Rabu, 25 Februari 2009

Laskar Pelangi – Semangat Belajar Para Pejuang cilik

Baru sabtu kemaren (18 okt 2008) saya sempat menonton film ini. Film yang belakangan sangat ramai dibicarakan, dan menjadi box office selanjutnya setelah Ayat-ayat cinta.
Dan hebatnya di pekan ke empat nya, film ini masih menjadi yang terlaris, terbukti antriannya yg puanjang dan tulisan sold out sering terpajang. Saya aja sempat kecele, karena tiket habis. Untungnya di bioskop yang satu masih ada, meski mendapat barisan ke dua dari depan :D. Dan baru kali ini pula saya masuk bioskop seolah-olah masuk di play group atau taman kanak-kanak. Full anak-anak, bahkan sepanjang film berlangsung ada sekumpulan anak-anak yang bermain kejar-kejaran hingga ke depan layar.
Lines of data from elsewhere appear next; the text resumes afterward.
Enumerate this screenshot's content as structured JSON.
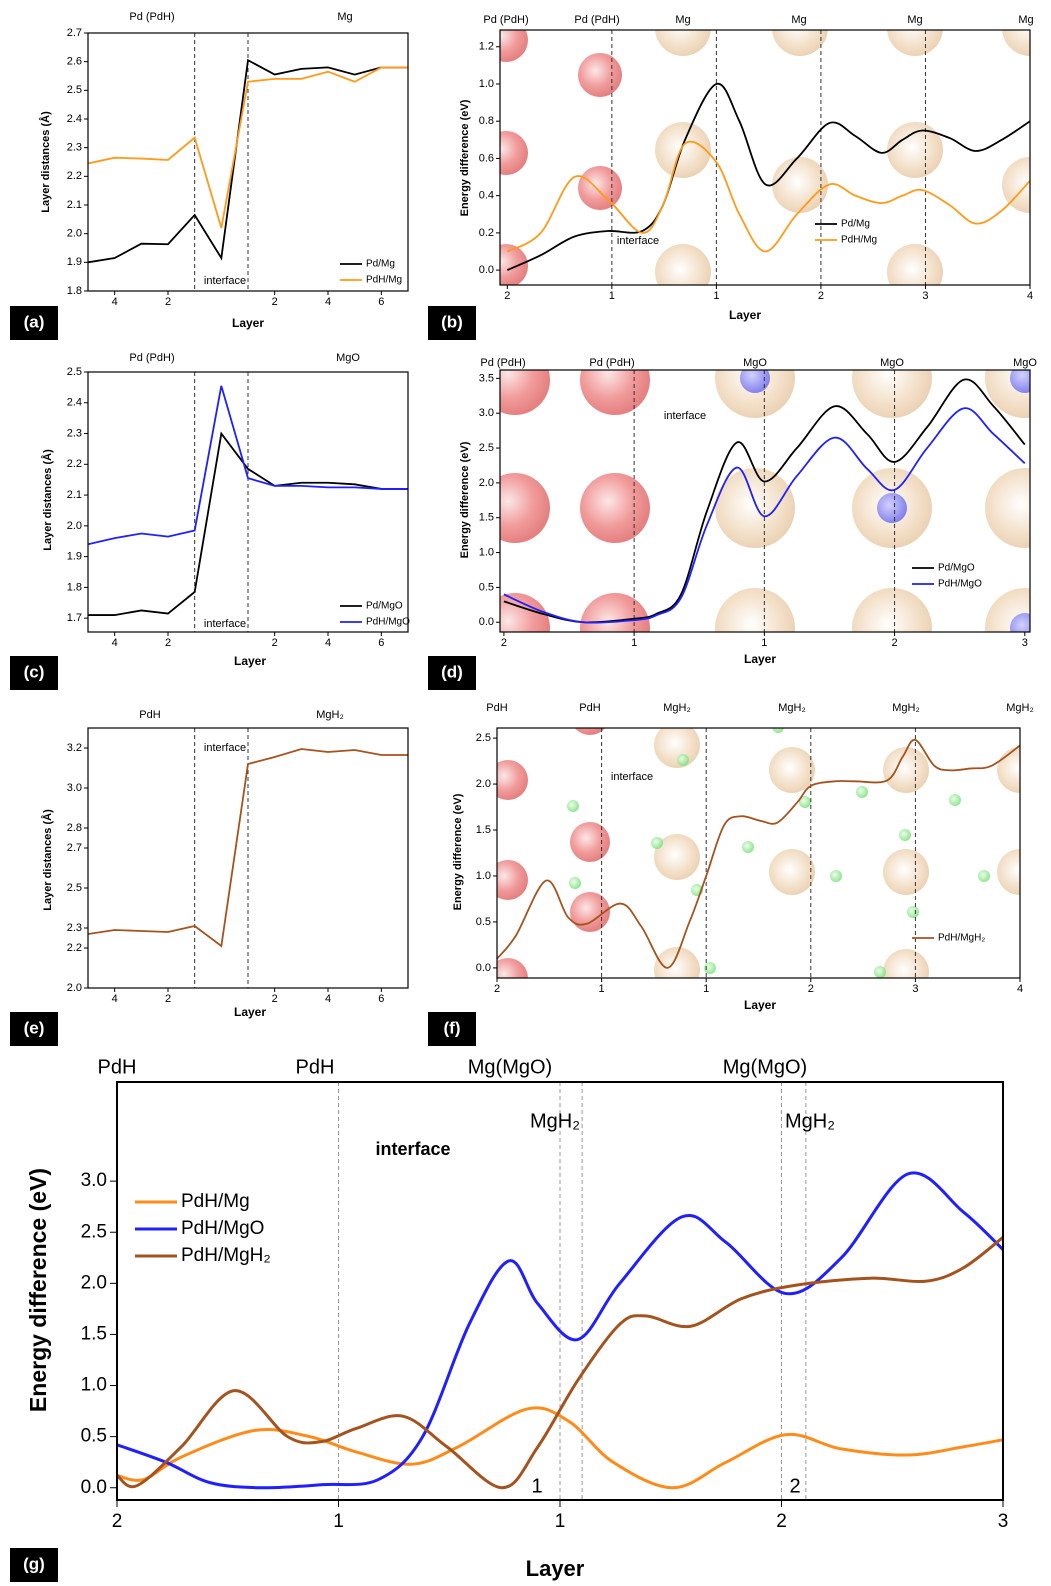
{
  "chart_data": [
    {
      "type": "line",
      "panel_label": "(a)",
      "top_labels": [
        "Pd (PdH)",
        "Mg"
      ],
      "annotations": [
        "interface"
      ],
      "x_label": "Layer",
      "y_label": "Layer distances (Å)",
      "categories": [
        null,
        "4",
        null,
        "2",
        null,
        null,
        null,
        "2",
        null,
        "4",
        null,
        "6",
        null
      ],
      "series": [
        {
          "name": "Pd/Mg",
          "color": "#000000",
          "values": [
            1.9,
            1.915,
            1.965,
            1.963,
            2.065,
            1.915,
            2.605,
            2.555,
            2.575,
            2.58,
            2.555,
            2.58,
            2.58
          ]
        },
        {
          "name": "PdH/Mg",
          "color": "#ff9a1a",
          "values": [
            2.245,
            2.265,
            2.262,
            2.257,
            2.335,
            2.02,
            2.53,
            2.54,
            2.54,
            2.565,
            2.53,
            2.58,
            2.58
          ]
        }
      ],
      "ylim": [
        1.8,
        2.7
      ],
      "yticks": [
        1.8,
        1.9,
        {
          "value": 2,
          "label": "2.0"
        },
        2.1,
        2.2,
        2.3,
        2.4,
        2.5,
        2.6,
        2.7
      ],
      "legend": "lower right",
      "smooth": false
    },
    {
      "type": "line",
      "panel_label": "(b)",
      "top_labels": [
        "Pd (PdH)",
        "Pd (PdH)",
        "Mg",
        "Mg",
        "Mg",
        "Mg"
      ],
      "annotations": [
        "interface"
      ],
      "x_label": "Layer",
      "y_label": "Energy difference (eV)",
      "categories": [
        "2",
        "1",
        "1",
        "2",
        "3",
        "4"
      ],
      "xlim": [
        -0.07,
        5
      ],
      "series": [
        {
          "name": "Pd/Mg",
          "color": "#000000",
          "x": [
            0,
            0.32,
            0.64,
            0.96,
            1.29,
            1.49,
            1.7,
            2,
            2.22,
            2.47,
            2.77,
            3.08,
            3.33,
            3.58,
            3.78,
            3.97,
            4.23,
            4.48,
            4.73,
            5
          ],
          "values": [
            0.0,
            0.08,
            0.18,
            0.21,
            0.21,
            0.35,
            0.7,
            1.0,
            0.8,
            0.46,
            0.6,
            0.79,
            0.72,
            0.63,
            0.7,
            0.75,
            0.71,
            0.64,
            0.7,
            0.8
          ]
        },
        {
          "name": "PdH/Mg",
          "color": "#ff9a1a",
          "x": [
            0,
            0.32,
            0.64,
            0.96,
            1.29,
            1.49,
            1.7,
            2,
            2.22,
            2.47,
            2.77,
            3.08,
            3.33,
            3.58,
            3.78,
            3.97,
            4.23,
            4.48,
            4.73,
            5
          ],
          "values": [
            0.1,
            0.2,
            0.5,
            0.38,
            0.2,
            0.35,
            0.68,
            0.58,
            0.3,
            0.1,
            0.3,
            0.46,
            0.4,
            0.36,
            0.4,
            0.43,
            0.35,
            0.25,
            0.32,
            0.48
          ]
        }
      ],
      "ylim": [
        -0.08,
        1.29
      ],
      "yticks": [
        {
          "value": 0,
          "label": "0.0"
        },
        0.2,
        0.4,
        0.6,
        0.8,
        {
          "value": 1,
          "label": "1.0"
        },
        1.2
      ],
      "legend": "lower right",
      "smooth": true
    },
    {
      "type": "line",
      "panel_label": "(c)",
      "top_labels": [
        "Pd (PdH)",
        "MgO"
      ],
      "annotations": [
        "interface"
      ],
      "x_label": "Layer",
      "y_label": "Layer distances (Å)",
      "categories": [
        null,
        "4",
        null,
        "2",
        null,
        null,
        null,
        "2",
        null,
        "4",
        null,
        "6",
        null
      ],
      "series": [
        {
          "name": "Pd/MgO",
          "color": "#000000",
          "values": [
            1.71,
            1.71,
            1.725,
            1.715,
            1.785,
            2.3,
            2.185,
            2.13,
            2.14,
            2.14,
            2.135,
            2.12,
            2.12
          ]
        },
        {
          "name": "PdH/MgO",
          "color": "#1f1fff",
          "values": [
            1.94,
            1.96,
            1.975,
            1.965,
            1.985,
            2.455,
            2.155,
            2.13,
            2.13,
            2.125,
            2.125,
            2.12,
            2.12
          ]
        }
      ],
      "ylim": [
        1.655,
        2.5
      ],
      "yticks": [
        1.7,
        1.8,
        1.9,
        {
          "value": 2,
          "label": "2.0"
        },
        2.1,
        2.2,
        2.3,
        2.4,
        2.5
      ],
      "legend": "lower right",
      "smooth": false
    },
    {
      "type": "line",
      "panel_label": "(d)",
      "top_labels": [
        "Pd (PdH)",
        "Pd (PdH)",
        "MgO",
        "MgO",
        "MgO"
      ],
      "annotations": [
        "interface"
      ],
      "x_label": "Layer",
      "y_label": "Energy difference (eV)",
      "categories": [
        "2",
        "1",
        "1",
        "2",
        "3"
      ],
      "xlim": [
        -0.03,
        4.04
      ],
      "series": [
        {
          "name": "Pd/MgO",
          "color": "#000000",
          "x": [
            0,
            0.3,
            0.61,
            1,
            1.17,
            1.36,
            1.56,
            1.79,
            2,
            2.25,
            2.54,
            2.79,
            3,
            3.25,
            3.53,
            3.76,
            4
          ],
          "values": [
            0.3,
            0.12,
            0.0,
            0.05,
            0.12,
            0.4,
            1.6,
            2.58,
            2.02,
            2.5,
            3.1,
            2.7,
            2.3,
            2.8,
            3.48,
            3.1,
            2.55
          ]
        },
        {
          "name": "PdH/MgO",
          "color": "#1f1fff",
          "x": [
            0,
            0.3,
            0.61,
            1,
            1.17,
            1.36,
            1.56,
            1.79,
            2,
            2.25,
            2.54,
            2.79,
            3,
            3.25,
            3.53,
            3.76,
            4
          ],
          "values": [
            0.4,
            0.15,
            0.0,
            0.03,
            0.1,
            0.35,
            1.4,
            2.22,
            1.52,
            2.1,
            2.65,
            2.2,
            1.9,
            2.5,
            3.07,
            2.7,
            2.28
          ]
        }
      ],
      "ylim": [
        -0.14,
        3.62
      ],
      "yticks": [
        {
          "value": 0,
          "label": "0.0"
        },
        0.5,
        {
          "value": 1,
          "label": "1.0"
        },
        1.5,
        {
          "value": 2,
          "label": "2.0"
        },
        2.5,
        {
          "value": 3,
          "label": "3.0"
        },
        3.5
      ],
      "legend": "lower right",
      "smooth": true
    },
    {
      "type": "line",
      "panel_label": "(e)",
      "top_labels": [
        "PdH",
        "MgH₂"
      ],
      "annotations": [
        "interface"
      ],
      "x_label": "Layer",
      "y_label": "Layer distances (Å)",
      "categories": [
        null,
        "4",
        null,
        "2",
        null,
        null,
        null,
        "2",
        null,
        "4",
        null,
        "6",
        null
      ],
      "series": [
        {
          "name": "PdH/MgH₂",
          "color": "#a5531e",
          "values": [
            2.27,
            2.29,
            2.285,
            2.28,
            2.31,
            2.21,
            3.12,
            3.155,
            3.195,
            3.18,
            3.19,
            3.165,
            3.165
          ]
        }
      ],
      "ylim": [
        2.0,
        3.3
      ],
      "yticks": [
        {
          "value": 2,
          "label": "2.0"
        },
        2.2,
        2.3,
        2.5,
        2.7,
        2.8,
        {
          "value": 3,
          "label": "3.0"
        },
        3.2
      ],
      "smooth": false
    },
    {
      "type": "line",
      "panel_label": "(f)",
      "top_labels": [
        "PdH",
        "PdH",
        "MgH₂",
        "MgH₂",
        "MgH₂",
        "MgH₂"
      ],
      "annotations": [
        "interface"
      ],
      "x_label": "Layer",
      "y_label": "Energy difference (eV)",
      "categories": [
        "2",
        "1",
        "1",
        "2",
        "3",
        "4"
      ],
      "xlim": [
        0,
        5
      ],
      "series": [
        {
          "name": "PdH/MgH₂",
          "color": "#a5531e",
          "x": [
            0,
            0.18,
            0.47,
            0.68,
            0.86,
            1.18,
            1.38,
            1.63,
            1.84,
            2,
            2.17,
            2.33,
            2.52,
            2.68,
            2.87,
            3,
            3.23,
            3.42,
            3.73,
            3.88,
            4,
            4.18,
            4.33,
            4.53,
            4.73,
            5
          ],
          "values": [
            0.1,
            0.35,
            0.95,
            0.55,
            0.48,
            0.7,
            0.45,
            0.0,
            0.5,
            1.0,
            1.55,
            1.65,
            1.6,
            1.58,
            1.8,
            1.98,
            2.03,
            2.03,
            2.04,
            2.3,
            2.48,
            2.2,
            2.15,
            2.17,
            2.2,
            2.42
          ]
        }
      ],
      "ylim": [
        -0.11,
        2.61
      ],
      "yticks": [
        {
          "value": 0,
          "label": "0.0"
        },
        0.5,
        {
          "value": 1,
          "label": "1.0"
        },
        1.5,
        {
          "value": 2,
          "label": "2.0"
        },
        2.5
      ],
      "legend": "lower right",
      "smooth": true
    },
    {
      "type": "line",
      "panel_label": "(g)",
      "top_labels": [
        "PdH",
        "PdH",
        "Mg(MgO)",
        "Mg(MgO)",
        "MgH₂",
        "MgH₂"
      ],
      "annotations": [
        "interface",
        "1",
        "2"
      ],
      "x_label": "Layer",
      "y_label": "Energy difference (eV)",
      "categories": [
        "2",
        "1",
        "1",
        "2",
        "3"
      ],
      "xlim": [
        0,
        4
      ],
      "series": [
        {
          "name": "PdH/Mg",
          "color": "#ff8c1a",
          "x": [
            0,
            0.12,
            0.29,
            0.62,
            0.87,
            1.08,
            1.33,
            1.54,
            1.85,
            2.04,
            2.24,
            2.51,
            2.75,
            3.02,
            3.27,
            3.57,
            3.82,
            4
          ],
          "values": [
            0.12,
            0.08,
            0.3,
            0.56,
            0.5,
            0.35,
            0.23,
            0.4,
            0.77,
            0.65,
            0.25,
            0.0,
            0.25,
            0.52,
            0.38,
            0.32,
            0.4,
            0.47
          ]
        },
        {
          "name": "PdH/MgO",
          "color": "#1f1fff",
          "x": [
            0,
            0.22,
            0.42,
            0.65,
            0.93,
            1.18,
            1.38,
            1.59,
            1.77,
            1.9,
            2.08,
            2.27,
            2.55,
            2.75,
            3.02,
            3.27,
            3.57,
            3.82,
            4
          ],
          "values": [
            0.42,
            0.25,
            0.05,
            0.0,
            0.03,
            0.08,
            0.5,
            1.6,
            2.22,
            1.8,
            1.45,
            2.0,
            2.65,
            2.4,
            1.9,
            2.25,
            3.07,
            2.7,
            2.33
          ]
        },
        {
          "name": "PdH/MgH₂",
          "color": "#a5531e",
          "x": [
            0,
            0.09,
            0.29,
            0.53,
            0.77,
            0.92,
            1.08,
            1.29,
            1.49,
            1.74,
            1.9,
            2.08,
            2.27,
            2.39,
            2.59,
            2.82,
            3.06,
            3.4,
            3.65,
            3.82,
            4
          ],
          "values": [
            0.12,
            0.02,
            0.4,
            0.95,
            0.5,
            0.45,
            0.58,
            0.7,
            0.4,
            0.0,
            0.4,
            1.05,
            1.6,
            1.68,
            1.58,
            1.85,
            1.98,
            2.05,
            2.02,
            2.15,
            2.45
          ]
        }
      ],
      "ylim": [
        -0.12,
        3.97
      ],
      "yticks": [
        {
          "value": 0,
          "label": "0.0"
        },
        0.5,
        {
          "value": 1,
          "label": "1.0"
        },
        1.5,
        {
          "value": 2,
          "label": "2.0"
        },
        2.5,
        {
          "value": 3,
          "label": "3.0"
        }
      ],
      "legend": "upper left",
      "smooth": true
    }
  ]
}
Hebatnya pula, mereka seolah-olah familiar dengan karakter2 dalam film ini.
”saya suka Mahar!” atau ”Ma, kasian Lintang ya?!” kalimat2 yang terdengar sepanjang film berlangsung. Belum lagi anak laki-laki yang duduk disebelahku, malah menjadi spoiler buat ibunya, pertanda anak itu sudah menonton sebelumnya. Saya aja yang biasanya jengkel kalo ada org yang menceritakan kejadian selanjutnya, justru tersenyum.

Film ini di awali dengan narasi dari Ikal dewasa yang mencoba menapak tilas kehidupan masa kecilnya di kampung Belitong. Masa di mana dia merasakan kesulitan. Bukan hanya kesulitan ekonomi, tapi juga kesulitan mengecap pendidikan. Pendidikan di kampungnya seolah-olah hanya diperuntukkan untuk kaum bangsawan dan berada saja.

Film ini bergulir cepat, meski banyak bagian yang dipenggal dari cerita aslinya, it’s not a big deal for me. Tokh saya sudah mengenal betul karakter-karakter laskar pelangi melalui bukunya. Memang sih ada bagian yang terlalu di dramatisir seperti buaya yang seolah tau jadwal sekolahnya lintang atau perasaan berbunga Ikal yang melambung tinggi setelah melihat kuku cantik A Ling.

Memang susah mengangkat detil ceritanya seperti yang tertuang dalam ratusan lembar novel sukses Laskar Pelangi. Kendala yang selalu di hadapi oleh sineas ketika mencoba menuangkan cerita novel ke dalam layar lebar berdurasi 2x60 menit. Apalagi kalo novel itu adalah novel sukses yang telah memiliki fans fanatik. Tapi patut diacungi jempol buat miles production yang rela menepikan sedikit sisi komersil pada film ini. Terbukti 11 tokoh anak-anak Laskar Pelangi dalam cerita ini adalam kesemuanya new comer. Belum lagi tokoh dewasanya adalah pemain jempolan yang tidak bisa dipandang sebelah mata oleh penikmat film Indonesia. Slamet Raharjo, Alex komang, Jajang C. Nur, Tora Sudiro, Lukman Sardi, Mathias Muchus adalah aktor-aktris yang pernah berdiri memegang trophi citra, piala tertinggi insan perfilman Indonesia. Cut Mini juga termasuk sukses memerankan tokoh Bu Mus, sosok sentral dalam film ini.

Belum lagi sisi keindahan Belitong yang berhasil tertuang di layar lebar. Keindahan itu semakin lengkap dengan berhasilnya film ini membuat penonton tertawa melihat ulah para Laskar Pelangi, tapi tiba-tiba membuat semuanya terhenyak dengan kesedihan yang tidak terlalu berlebihan. Hal yang sama saya rasakan ketika membaca novel aslinya.

Memang ada beberapa bagian yang tidak saya dapatkan gregetnya sama sekali. Dua poin penting yang sangat mendebarkan ketika saya membaca novel ini. Lomba karnaval dan lomba cerdas cermat. Dua poin yang membuat sosok Mahar dan Lintang patut dijadikan sosok hebat dalam Laskar pelangi. Dua poin ini yang membuat karakter Mahar dan Lintang semakin kuat. Mereka yang kemudian menjadi sumber inspirasi Ikal dalam meraih cita-cita. Tapi di film ini tidak di garap dengan apik. Sayang sekali.

Overall, film ini berhasil menyampaikan pesan yang ada dalam novelnya. Berhasil membuat penontonnya berpikir bahwa tiada guna berkeluh kesah. Face ur future and being strong!

Last but not the least, ,mungkin lebih baik baca dulu novelnya sebelum menyaksikan filmnya. Secara beberapa detil ceritanya disingkat, untuk menghemat waktu.